Nucleare: all’ombra di Fukushima, c’è chi lo vuole ancora?
Ventisette milioni di voti al referendum antinucleare basteranno a chiudere la partita? Sì, solo se si tiene viva l’alternativa della riduzione dei consumi e della sostituzione delle fonti fossili con le rinnovabili e se si tiene d’occhio il rapporto inverso tra disarmo atomico
e proliferazione del nucleare civile. Una tentazione quest’ultima che
torna a ispirare le politiche industriali delle potenze mondiali. Non
tanto per ragioni tecnico-scientifico-economiche, quanto per il peso
sempre sottaciuto degli interessi militari delle potenze mondiali.
A tre anni dalla tragedia, Fukushima non sembra determinante quanto lo era stata Chernobyl trent anni fa.
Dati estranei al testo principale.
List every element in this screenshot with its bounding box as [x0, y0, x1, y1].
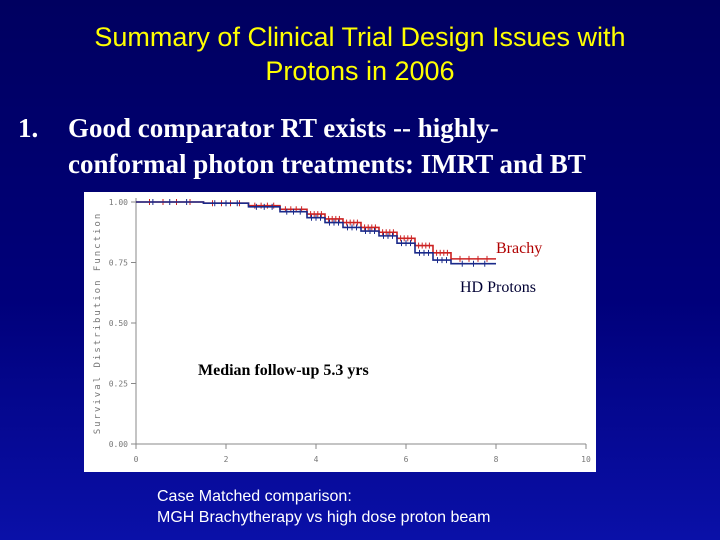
y-tick-label: 1.00 — [109, 198, 128, 207]
y-axis-label: Survival Distribution Function — [93, 212, 103, 435]
median-follow-up-annotation: Median follow-up 5.3 yrs — [198, 362, 369, 379]
x-tick-label: 10 — [581, 455, 591, 464]
y-tick-label: 0.75 — [109, 259, 128, 268]
bullet-text-line-2: conformal photon treatments: IMRT and BT — [68, 149, 586, 179]
survival-chart: 0.00 0.25 0.50 0.75 1.00 0 2 4 6 8 10 Survival Dist… — [84, 192, 596, 472]
slide-title: Summary of Clinical Trial Design Issues … — [0, 20, 720, 88]
x-tick-label: 2 — [224, 455, 229, 464]
slide-title-line-1: Summary of Clinical Trial Design Issues … — [94, 22, 626, 52]
x-tick-label: 6 — [404, 455, 409, 464]
series-line-hd-protons — [136, 201, 496, 265]
bullet-number: 1. — [18, 113, 39, 143]
bullet-text-line-1: Good comparator RT exists -- highly- — [68, 113, 499, 143]
caption-line-1: Case Matched comparison: — [157, 488, 352, 505]
caption-line-2: MGH Brachytherapy vs high dose proton be… — [157, 509, 491, 526]
y-tick-label: 0.25 — [109, 380, 128, 389]
x-tick-label: 8 — [494, 455, 499, 464]
series-line-brachy — [136, 201, 496, 260]
legend-label-brachy: Brachy — [496, 240, 543, 257]
x-tick-label: 4 — [314, 455, 319, 464]
caption: Case Matched comparison: MGH Brachythera… — [157, 486, 491, 528]
survival-chart-svg: 0.00 0.25 0.50 0.75 1.00 0 2 4 6 8 10 Survival Dist… — [93, 198, 591, 464]
x-tick-label: 0 — [134, 455, 139, 464]
bullet-text: Good comparator RT exists -- highly- con… — [68, 110, 718, 182]
y-tick-label: 0.50 — [109, 319, 128, 328]
slide-title-line-2: Protons in 2006 — [265, 56, 455, 86]
legend-label-hd-protons: HD Protons — [460, 279, 537, 296]
y-tick-label: 0.00 — [109, 440, 128, 449]
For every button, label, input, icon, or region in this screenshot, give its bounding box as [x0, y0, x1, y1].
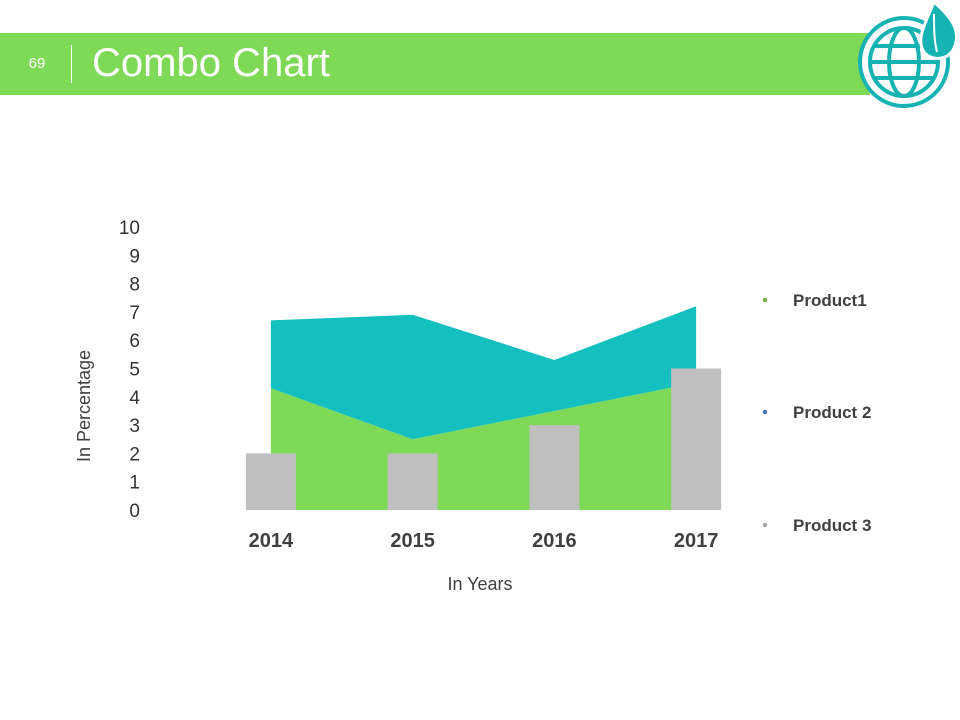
y-tick-label: 9 [129, 246, 140, 267]
bar-2016 [529, 425, 580, 510]
y-tick-label: 7 [129, 303, 140, 324]
y-tick-label: 5 [129, 360, 140, 381]
legend-label: Product1 [793, 291, 867, 310]
y-tick-label: 8 [129, 275, 140, 296]
y-tick-label: 0 [129, 501, 140, 522]
legend-bullet [762, 409, 768, 415]
y-tick-label: 10 [119, 218, 140, 239]
x-tick-label: 2016 [532, 530, 577, 552]
y-tick-label: 2 [129, 444, 140, 465]
legend-bullet [762, 297, 768, 303]
y-axis-title: In Percentage [74, 350, 94, 462]
area-product1 [270, 382, 697, 510]
slide-title: Combo Chart [92, 41, 330, 85]
y-tick-label: 4 [129, 388, 140, 409]
slide-number: 69 [28, 55, 46, 72]
bar-2017 [671, 368, 722, 510]
area-product-2 [270, 306, 697, 440]
x-axis-title: In Years [447, 574, 512, 594]
header-band [0, 33, 870, 95]
y-tick-label: 6 [129, 331, 140, 352]
x-tick-label: 2017 [674, 530, 719, 552]
x-tick-label: 2014 [249, 530, 294, 552]
bar-2014 [245, 453, 296, 510]
x-tick-label: 2015 [390, 530, 435, 552]
legend-bullet [762, 522, 768, 528]
legend-label: Product 2 [793, 403, 871, 422]
y-tick-label: 1 [129, 473, 140, 494]
header-divider [71, 45, 72, 83]
globe-leaf-icon [858, 0, 958, 108]
legend-label: Product 3 [793, 516, 871, 535]
y-tick-label: 3 [129, 416, 140, 437]
bar-2015 [387, 453, 438, 510]
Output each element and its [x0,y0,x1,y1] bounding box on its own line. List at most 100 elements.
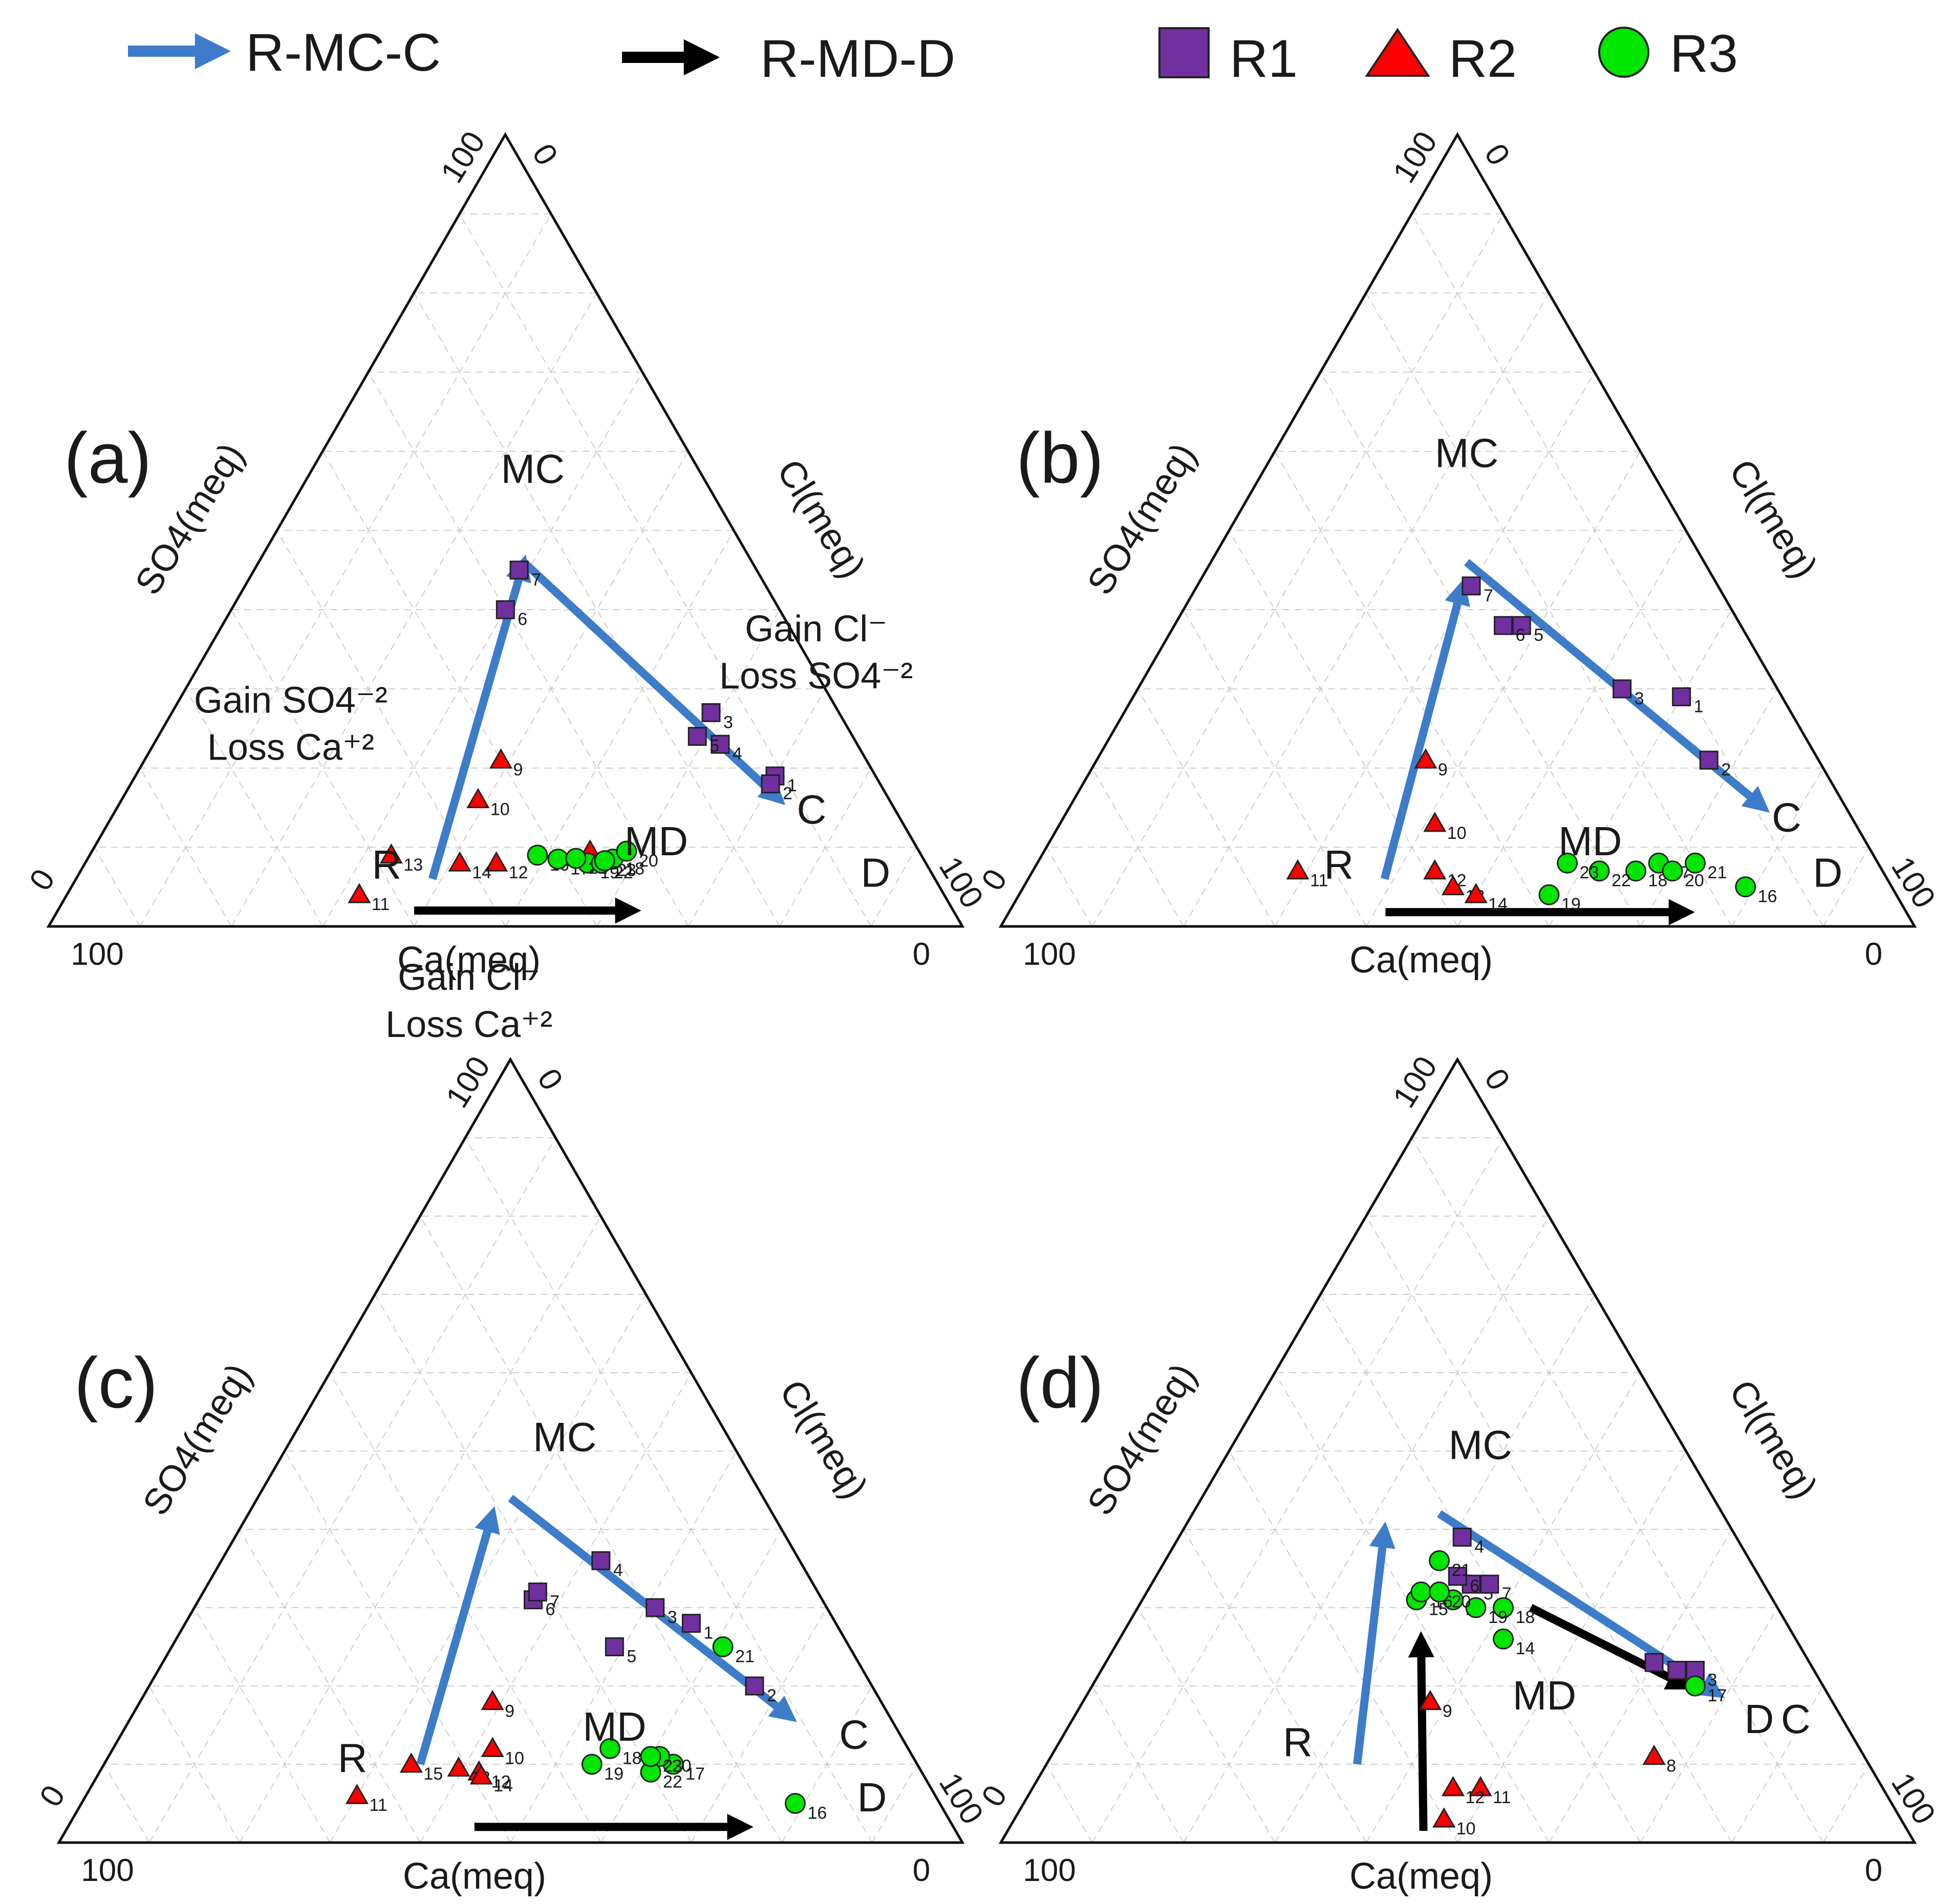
point-label: 2 [1721,760,1731,780]
region-label-d: D [857,1775,887,1820]
r2-triangle-point [399,1752,423,1773]
tick-label-so4-100: 100 [1386,1050,1444,1114]
grid-line [1274,372,1595,927]
tick-label-ca-0: 0 [913,937,930,972]
r2-triangle-point [1441,1776,1465,1797]
series-r1: 1 2 3 56 7 [1462,576,1731,780]
panel-letter: (c) [74,1343,158,1423]
r1-square-point [646,1598,665,1617]
tick-label-cl-0: 0 [525,138,565,171]
point-label: 20 [1452,1592,1471,1611]
point-label: 3 [1707,1670,1717,1690]
grid-line [1046,1764,1093,1843]
grid-line [688,688,826,927]
arrow-r-mc-c [1380,578,1470,880]
tick-label-cl-100: 100 [1884,851,1942,914]
point-label: 17 [685,1764,705,1784]
point-label: 11 [372,895,390,914]
grid-line [148,1137,556,1843]
arrow-r-mc-c [1353,1521,1395,1765]
axis-label-cl: Cl(meq) [771,1373,876,1506]
r3-circle-point [1493,1597,1514,1618]
r3-circle-point [1429,1550,1450,1571]
r1-square-point [605,1637,624,1656]
r2-triangle-point [1464,883,1488,903]
grid-line [1274,1294,1595,1843]
arrow-r-md-d [1529,1604,1693,1690]
legend-triangle-marker [1365,28,1430,77]
region-label-mc: MC [533,1414,596,1460]
region-label-c: C [839,1712,869,1757]
grid-line [276,530,506,927]
point-label: 6 [1516,625,1526,645]
r3-circle-point [599,1738,621,1759]
point-label: 5 [1534,625,1543,645]
r3-circle-point [1557,852,1578,874]
point-label: 11 [369,1795,387,1815]
r2-triangle-point [345,1784,369,1804]
ternary-frame [998,1057,1917,1844]
axis-label-cl: Cl(meq) [1721,452,1825,586]
legend-marker-r1-label: R1 [1230,29,1298,89]
point-label: 3 [1635,689,1644,708]
r3-circle-point [1685,1675,1706,1697]
r3-circle-point [640,1746,661,1767]
grid-line [1229,530,1458,927]
r1-square-point [1672,687,1691,706]
r2-triangle-point [469,1764,493,1785]
arrow-r-md-d [1408,1631,1435,1831]
region-label-d: D [1813,850,1843,896]
tick-label-ca-0: 0 [913,1853,930,1888]
point-label: 8 [1666,1757,1676,1776]
point-label: 6 [518,610,527,629]
r1-square-point [711,734,730,754]
tick-label-ca-0: 0 [1865,1853,1882,1888]
region-label-c: C [1781,1696,1811,1742]
grid-line [1640,1607,1778,1843]
r2-triangle-point [1423,859,1447,880]
r2-triangle-point [379,843,403,864]
point-label: 12 [491,1772,511,1791]
point-label: 20 [672,1757,692,1776]
region-label-r: R [372,842,402,888]
point-label: 21 [735,1647,755,1667]
panel-d: Ca(meq)SO4(meq)Cl(meq)100001000100(d)123… [975,1050,1942,1897]
point-label: 21 [1708,863,1727,882]
point-label: 22 [663,1772,682,1791]
legend-square-marker [1158,27,1210,78]
legend-arrow-rmdd: R-MD-D [622,29,955,89]
point-label: 5 [710,737,719,756]
region-label-d: D [861,850,891,896]
legend-marker-r1: R1 [1158,27,1298,89]
r3-circle-point [594,850,615,872]
tick-label-cl-0: 0 [1477,138,1517,171]
axis-label-cl: Cl(meq) [769,452,873,586]
r1-square-point [761,774,780,794]
point-label: 18 [622,1748,642,1768]
legend-marker-r2: R2 [1365,28,1517,89]
point-label: 15 [1429,1600,1448,1619]
axis-label-cl: Cl(meq) [1721,1373,1825,1506]
point-label: 10 [505,1748,524,1768]
r3-circle-point [1410,1581,1432,1603]
point-label: 6 [545,1600,555,1619]
region-label-mc: MC [1435,430,1498,476]
tick-label-so4-100: 100 [434,125,492,189]
region-label-mc: MC [501,446,565,492]
point-label: 7 [531,570,541,590]
point-label: 9 [1438,760,1448,780]
r3-circle-point [1429,1581,1450,1603]
ternary-frame [46,132,965,928]
r1-square-point [681,1614,701,1633]
axis-label-ca: Ca(meq) [397,940,541,981]
arrow-r-mc-c [521,559,786,805]
point-label: 9 [1443,1702,1452,1721]
r3-circle-point [1538,884,1560,905]
point-label: 14 [1488,895,1508,914]
r1-square-point [688,727,707,746]
r2-triangle-point [447,1756,470,1777]
r3-circle-point [784,1793,806,1814]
Eppure, dopo la fuoriuscita di 300 tonnellate di acqua altamente radioattiva dalla centrale,
il governo giapponese aveva elevato già a metà del 2013 lo stadio di
allerta al Livello 3, corrispondente su scala mondiale a un “incidente radioattivo grave“. Addirittura, in risposta all’allarme ufficiale, sui mercati si era diffuso il panico e alla Borsa di Tokyo i guadagni accumulati sino a quel momento erano evaporati completamente con il tracollo improvviso di 250 punti dell’indice azionario Nikkei 225.